Plaintiff cites a number of cases that she claims support the proposition that the liability-limiting clause should be ignored. These eases are either distinguishable . on their facts, or simply inapplicable. As already noted, Fuller involved a different contract — one that was actually ambiguous. 545 S.W.2d at 107. Orkin Exterminating Co. of South Georgia v. Buchanan, 108 Ga.App. 449, 133 S.E.2d 635 (1963), simply does not discuss the limitation of liability language at issue in this case. In Adams v. Orkin Exterminating Co., 763 S.W.2d 318 (Mo.Ct.App.1989), the court found that Orkin had never provided the initial treatment, a step necessary to trigger the provisions of the guarantee, including the limitation of liability. Finally, Perschall v. Raney, 137 Ill.App.3d 978, 92 Ill.Dec. 431, 484 N.E.2d 1286 (4th Dist.1985), was not even a contract case.
IV. CONCLUSION
The relevant facts in this case are undisputed. The parties entered into an unambiguous contract, the terms of which govern their rights and responsibilities. The contract explicitly waives Groth’s right to recover for damage to her home as a result of termite infestation. The only recovery Groth is entitled to under the contract is reinspection and re-treatment, as long as she continues to pay the annual fee. Orkin has willingly reinspected and re-treated Groth’s home. Because she has received what she contracted for, Groth is not entitled to recover.
One issue remains before the Court in this matter. Orkin has moved to quash a subpoena issued by Groth’s attorney, Patricia L. Hayes, one month after the close of discovery. Orkin’s attorneys, Fred C. Prillaman and Patrick D. Shaw, allege that Hayes never notified them that she served the subpoena on their client. Orkin has moved for sanctions based on this conduct.
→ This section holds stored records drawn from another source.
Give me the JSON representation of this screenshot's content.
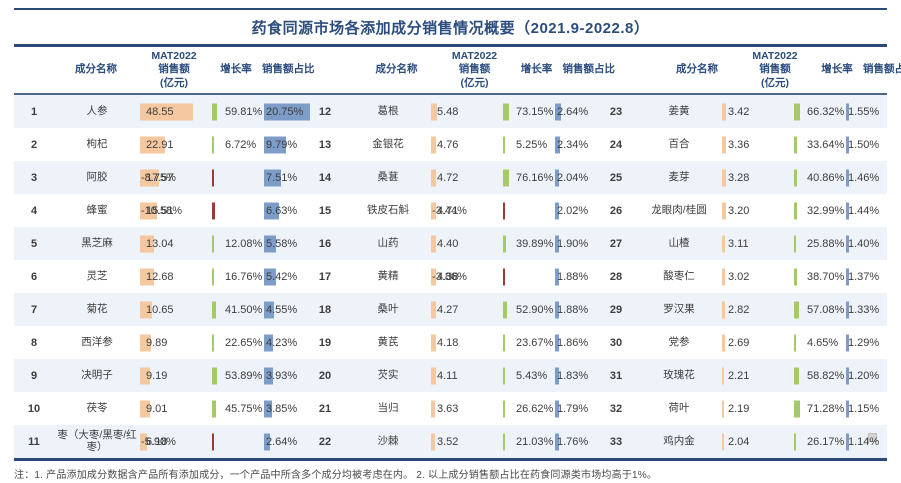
{
  "title": "药食同源市场各添加成分销售情况概要（2021.9-2022.8）",
  "note": "注：1. 产品添加成分数据含产品所有添加成分，一个产品中所含多个成分均被考虑在内。 2. 以上成分销售额占比在药食同源类市场均高于1%。",
  "columns_header": {
    "name": "成分名称",
    "sales_line1": "MAT2022",
    "sales_line2": "销售额",
    "sales_line3": "(亿元)",
    "growth": "增长率",
    "share": "销售额占比"
  },
  "colors": {
    "navy": "#2b4a78",
    "title_text": "#2c4d7e",
    "sales_bar": "#f5c8a0",
    "growth_bar_positive": "#a5c96a",
    "growth_bar_negative": "#a03a34",
    "share_bar": "#7d9cc8",
    "row_shade": "#eef2f9",
    "body_text": "#3d3d3d"
  },
  "chart_data": {
    "type": "table",
    "title": "药食同源市场各添加成分销售情况概要（2021.9-2022.8）",
    "columns": [
      "成分名称",
      "MAT2022销售额(亿元)",
      "增长率",
      "销售额占比"
    ],
    "layout": {
      "column_groups": 3,
      "rows_per_group": 11,
      "inline_bars": true
    },
    "rows": [
      {
        "no": 1,
        "name": "人参",
        "sales": 48.55,
        "growth_pct": 59.81,
        "share_pct": 20.75
      },
      {
        "no": 2,
        "name": "枸杞",
        "sales": 22.91,
        "growth_pct": 6.72,
        "share_pct": 9.79
      },
      {
        "no": 3,
        "name": "阿胶",
        "sales": 17.57,
        "growth_pct": -8.75,
        "share_pct": 7.51
      },
      {
        "no": 4,
        "name": "蜂蜜",
        "sales": 15.51,
        "growth_pct": -10.58,
        "share_pct": 6.63
      },
      {
        "no": 5,
        "name": "黑芝麻",
        "sales": 13.04,
        "growth_pct": 12.08,
        "share_pct": 5.58
      },
      {
        "no": 6,
        "name": "灵芝",
        "sales": 12.68,
        "growth_pct": 16.76,
        "share_pct": 5.42
      },
      {
        "no": 7,
        "name": "菊花",
        "sales": 10.65,
        "growth_pct": 41.5,
        "share_pct": 4.55
      },
      {
        "no": 8,
        "name": "西洋参",
        "sales": 9.89,
        "growth_pct": 22.65,
        "share_pct": 4.23
      },
      {
        "no": 9,
        "name": "决明子",
        "sales": 9.19,
        "growth_pct": 53.89,
        "share_pct": 3.93
      },
      {
        "no": 10,
        "name": "茯苓",
        "sales": 9.01,
        "growth_pct": 45.75,
        "share_pct": 3.85
      },
      {
        "no": 11,
        "name": "枣（大枣/黑枣/红枣）",
        "sales": 6.18,
        "growth_pct": -5.9,
        "share_pct": 2.64
      },
      {
        "no": 12,
        "name": "葛根",
        "sales": 5.48,
        "growth_pct": 73.15,
        "share_pct": 2.64
      },
      {
        "no": 13,
        "name": "金银花",
        "sales": 4.76,
        "growth_pct": 5.25,
        "share_pct": 2.34
      },
      {
        "no": 14,
        "name": "桑葚",
        "sales": 4.72,
        "growth_pct": 76.16,
        "share_pct": 2.04
      },
      {
        "no": 15,
        "name": "铁皮石斛",
        "sales": 4.71,
        "growth_pct": -3.44,
        "share_pct": 2.02
      },
      {
        "no": 16,
        "name": "山药",
        "sales": 4.4,
        "growth_pct": 39.89,
        "share_pct": 1.9
      },
      {
        "no": 17,
        "name": "黄精",
        "sales": 4.38,
        "growth_pct": -3.86,
        "share_pct": 1.88
      },
      {
        "no": 18,
        "name": "桑叶",
        "sales": 4.27,
        "growth_pct": 52.9,
        "share_pct": 1.88
      },
      {
        "no": 19,
        "name": "黄芪",
        "sales": 4.18,
        "growth_pct": 23.67,
        "share_pct": 1.86
      },
      {
        "no": 20,
        "name": "芡实",
        "sales": 4.11,
        "growth_pct": 5.43,
        "share_pct": 1.83
      },
      {
        "no": 21,
        "name": "当归",
        "sales": 3.63,
        "growth_pct": 26.62,
        "share_pct": 1.79
      },
      {
        "no": 22,
        "name": "沙棘",
        "sales": 3.52,
        "growth_pct": 21.03,
        "share_pct": 1.76
      },
      {
        "no": 23,
        "name": "姜黄",
        "sales": 3.42,
        "growth_pct": 66.32,
        "share_pct": 1.55
      },
      {
        "no": 24,
        "name": "百合",
        "sales": 3.36,
        "growth_pct": 33.64,
        "share_pct": 1.5
      },
      {
        "no": 25,
        "name": "麦芽",
        "sales": 3.28,
        "growth_pct": 40.86,
        "share_pct": 1.46
      },
      {
        "no": 26,
        "name": "龙眼肉/桂圆",
        "sales": 3.2,
        "growth_pct": 32.99,
        "share_pct": 1.44
      },
      {
        "no": 27,
        "name": "山楂",
        "sales": 3.11,
        "growth_pct": 25.88,
        "share_pct": 1.4
      },
      {
        "no": 28,
        "name": "酸枣仁",
        "sales": 3.02,
        "growth_pct": 38.7,
        "share_pct": 1.37
      },
      {
        "no": 29,
        "name": "罗汉果",
        "sales": 2.82,
        "growth_pct": 57.08,
        "share_pct": 1.33
      },
      {
        "no": 30,
        "name": "党参",
        "sales": 2.69,
        "growth_pct": 4.65,
        "share_pct": 1.29
      },
      {
        "no": 31,
        "name": "玫瑰花",
        "sales": 2.21,
        "growth_pct": 58.82,
        "share_pct": 1.2
      },
      {
        "no": 32,
        "name": "荷叶",
        "sales": 2.19,
        "growth_pct": 71.28,
        "share_pct": 1.15
      },
      {
        "no": 33,
        "name": "鸡内金",
        "sales": 2.04,
        "growth_pct": 26.17,
        "share_pct": 1.14
      }
    ]
  }
}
Because the Court will allow Defendant’s Motion for Summary Judgment, the motion to Quash is Moot. The question of sanctions, however, is not moot and must be resolved.
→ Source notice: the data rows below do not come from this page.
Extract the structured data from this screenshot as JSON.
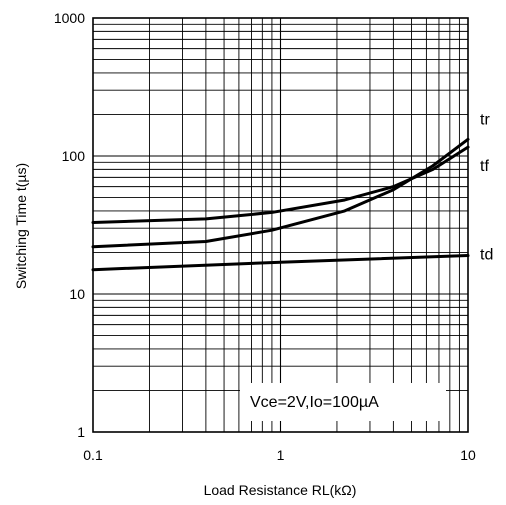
{
  "chart_data": {
    "type": "line",
    "x_scale": "log",
    "y_scale": "log",
    "xlim": [
      0.1,
      10
    ],
    "ylim": [
      1,
      1000
    ],
    "x_ticks": [
      "0.1",
      "1",
      "10"
    ],
    "y_ticks": [
      "1",
      "10",
      "100",
      "1000"
    ],
    "xlabel": "Load Resistance RL(kΩ)",
    "ylabel": "Switching Time t(µs)",
    "annotation": "Vce=2V,Io=100µA",
    "grid": true,
    "series": [
      {
        "name": "tr",
        "x": [
          0.1,
          0.4,
          0.9,
          2.2,
          4,
          6.5,
          10
        ],
        "y": [
          22,
          24,
          29,
          40,
          57,
          85,
          132
        ]
      },
      {
        "name": "tf",
        "x": [
          0.1,
          0.4,
          0.9,
          2.2,
          4,
          6.5,
          10
        ],
        "y": [
          33,
          35,
          39,
          48,
          60,
          80,
          116
        ]
      },
      {
        "name": "td",
        "x": [
          0.1,
          1,
          10
        ],
        "y": [
          15,
          17,
          19
        ]
      }
    ]
  }
}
The Court will retain jurisdiction over this matter in order to .resolve the question of sanctions. Plaintiff has been directed to respond to the Motion to Quash and Motion for Sanctions. When the Court receives the response, the Court will schedule a hearing on the question of sanctions.
*1154Ergo, Defendant’s Motion for Summary Judgment is ALLOWED.
. Groth sought to amend the Complaint after Defendant moved for summary judgment. The Court denied the motion for leave to amend for numerous reasons. The proffered amendment would have added a count under The Illinois Consumer Fraud and Deceptive Business Practices Act, 815 ILCS 505/1-505/12 (Smith-Hurd 1993 & Supp.1995). That statute might have provided a viable avenue of relief.